Environmental lawyers are claiming in court that land, rivers and other natural features have intrinsic rights and should own themselves, rather than being considered property — similar to how the law treats corporations as “persons.”
In his book, “The Rights of Nature: A Legal Revolution That Could Save the World,” environmental lawyer David Boyd makes the case that natural ecosystems and all the elements within them have basic rights that we, as a part of nature ourselves, are morally bound to honor. Boyd teaches law at the University of British Columbia.
“In our Western legal systems, we’ve recognized the legal rights of nonhuman persons for many, many years,” Boyd explains. “Examples include municipalities and corporations that we designate as legal persons. Then, through the law, we articulate [their] rights. … What we’re talking about is legal recognition of the rights of animal species and nature.”
Establishing the “rights of nature” could give the environment and animal species more protection from human destruction, Boyd says.
One powerful obstacle to the rights-of-nature movement is the Western world’s conception of personal property. Boyd has two thoughts about this problem. One, much of the world’s land is owned by governments, and “governments don’t have the same personal attachment individuals do,” and two, indigenous cultures around the world have never viewed nature as property and so they often cherish and protect nature in ways “modern” cultures do not.
The resurgence of some of these indigenous cultures is now resulting in laws in Western countries, such as Ecuador and New Zealand, starting to recognize the rights of nature, Boyd says.
Ecuador was, in fact, the first country to include nature’s rights in its constitution, Boyd notes. Not coincidentally, he says, Ecuador’s substantial indigenous population led the movement to do this.
“Ecuador was drafting a new constitution in the years 2006 and 2007, and a coalition of indigenous people came forward with the idea that the constitution should include not only human rights, but rights for what they call Pachamama, which is a Quechua word for ‘Mother Earth,’” Boyd explains.
That “revolutionary constitutional document” has now been incorporated into more than 70 environmental laws and policies in Ecuador, Boyd points out. “It’s in their criminal code, it’s in their environmental code and those rights of nature have actually been relied upon in about two dozen lawsuits now.”
New Zealand may be the most exciting and the most important story in the rights-of-nature movement, Boyd says. About five years ago, he explains, a “fascinating agreement” emerged, dealing with the Whanganui River, which is of great cultural importance to certain subtribes of the Maori, the indigenous population that has been fighting for 150 years to right the wrongs inflicted upon it by the colonial government.
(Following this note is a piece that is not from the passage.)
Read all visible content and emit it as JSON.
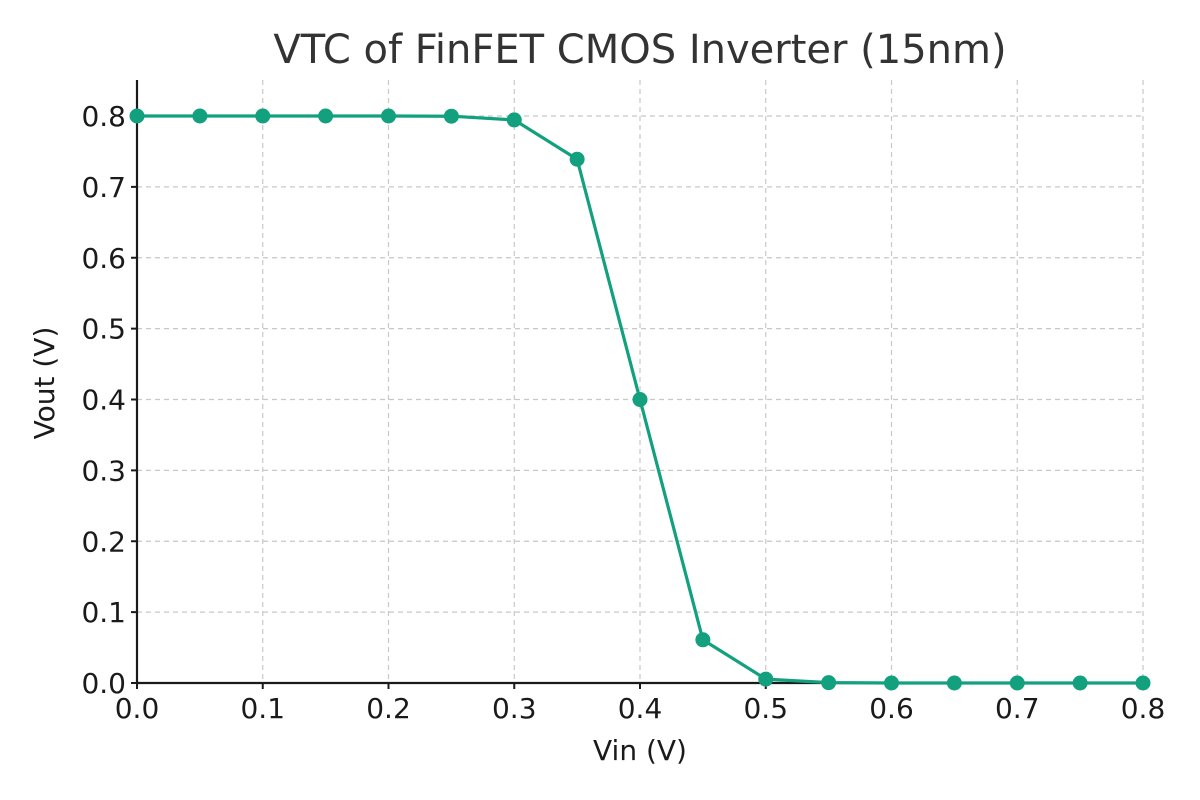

“This agreement designated the Whanganui River as a legal person and articulated a series of rights that the river possesses,” Boyd explains. “It then created a guardian kind of model, which would be comprised of Maori individuals and [individuals from] the government of New Zealand, who have a mandate to ensure that the rights of the Whanganui River are protected.”
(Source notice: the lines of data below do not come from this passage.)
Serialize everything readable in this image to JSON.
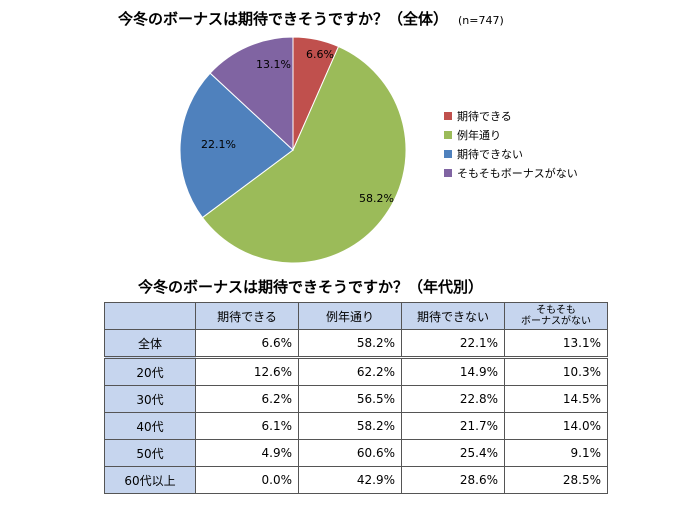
{
  "pie_title": {
    "text": "今冬のボーナスは期待できそうですか？（全体）",
    "n": "(n=747)"
  },
  "table_title": "今冬のボーナスは期待できそうですか？（年代別）",
  "colors": {
    "期待できる": "#c0504d",
    "例年通り": "#9bbb59",
    "期待できない": "#4f81bd",
    "そもそもボーナスがない": "#8064a2"
  },
  "chart_data": [
    {
      "type": "pie",
      "title": "今冬のボーナスは期待できそうですか？（全体）",
      "subtitle": "(n=747)",
      "labels": [
        "期待できる",
        "例年通り",
        "期待できない",
        "そもそもボーナスがない"
      ],
      "values": [
        6.6,
        58.2,
        22.1,
        13.1
      ],
      "value_labels": [
        "6.6%",
        "58.2%",
        "22.1%",
        "13.1%"
      ],
      "legend_position": "right"
    },
    {
      "type": "table",
      "title": "今冬のボーナスは期待できそうですか？（年代別）",
      "columns": [
        "",
        "期待できる",
        "例年通り",
        "期待できない",
        "そもそも\nボーナスがない"
      ],
      "rows": [
        [
          "全体",
          "6.6%",
          "58.2%",
          "22.1%",
          "13.1%"
        ],
        [
          "20代",
          "12.6%",
          "62.2%",
          "14.9%",
          "10.3%"
        ],
        [
          "30代",
          "6.2%",
          "56.5%",
          "22.8%",
          "14.5%"
        ],
        [
          "40代",
          "6.1%",
          "58.2%",
          "21.7%",
          "14.0%"
        ],
        [
          "50代",
          "4.9%",
          "60.6%",
          "25.4%",
          "9.1%"
        ],
        [
          "60代以上",
          "0.0%",
          "42.9%",
          "28.6%",
          "28.5%"
        ]
      ]
    }
  ]
}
The agreement was translated into law. The country has also passed a second law that addresses the conflict over an area formerly known as Te Urewera National Park, Boyd says. The national park was created in the 1950s on land that the Maori have consistently asserted is theirs.
After difficult negotiations, the Maori put forward a novel plan: Remove the area’s national park status, designate it as a legal person and then transfer the government’s title on the land to the new legal entity. “So, in effect, the land will own itself,” Boyd explains.
Boyd says this is the first place he is aware of in the world “where humans have relinquished our assertion of ownership and recognized that it’s actually probably more sensible and certainly more sustainable for the land to own itself.”
In the US, the rights-of-nature movement is having better luck on a local, grassroots level than at the national level, Boyd says. He points to a small community in Pennsylvania called Tamaqua Borough, where citizens were worried about the potential impacts on their drinking water from a proposal to spread sewage sludge on agricultural land. Finding federal and state environmental laws inadequate to protect them, they passed a rights-of-nature ordinance.
“That precedent … has now been followed in over three dozen American communities, ranging from Santa Monica, California, to Pittsburgh, Pennsylvania,” Boyd says. “So, this has really become one of the most intriguing and, I think, promising battlegrounds in the United States for the future of environmental prosperity, environmental sustainability and democracy.”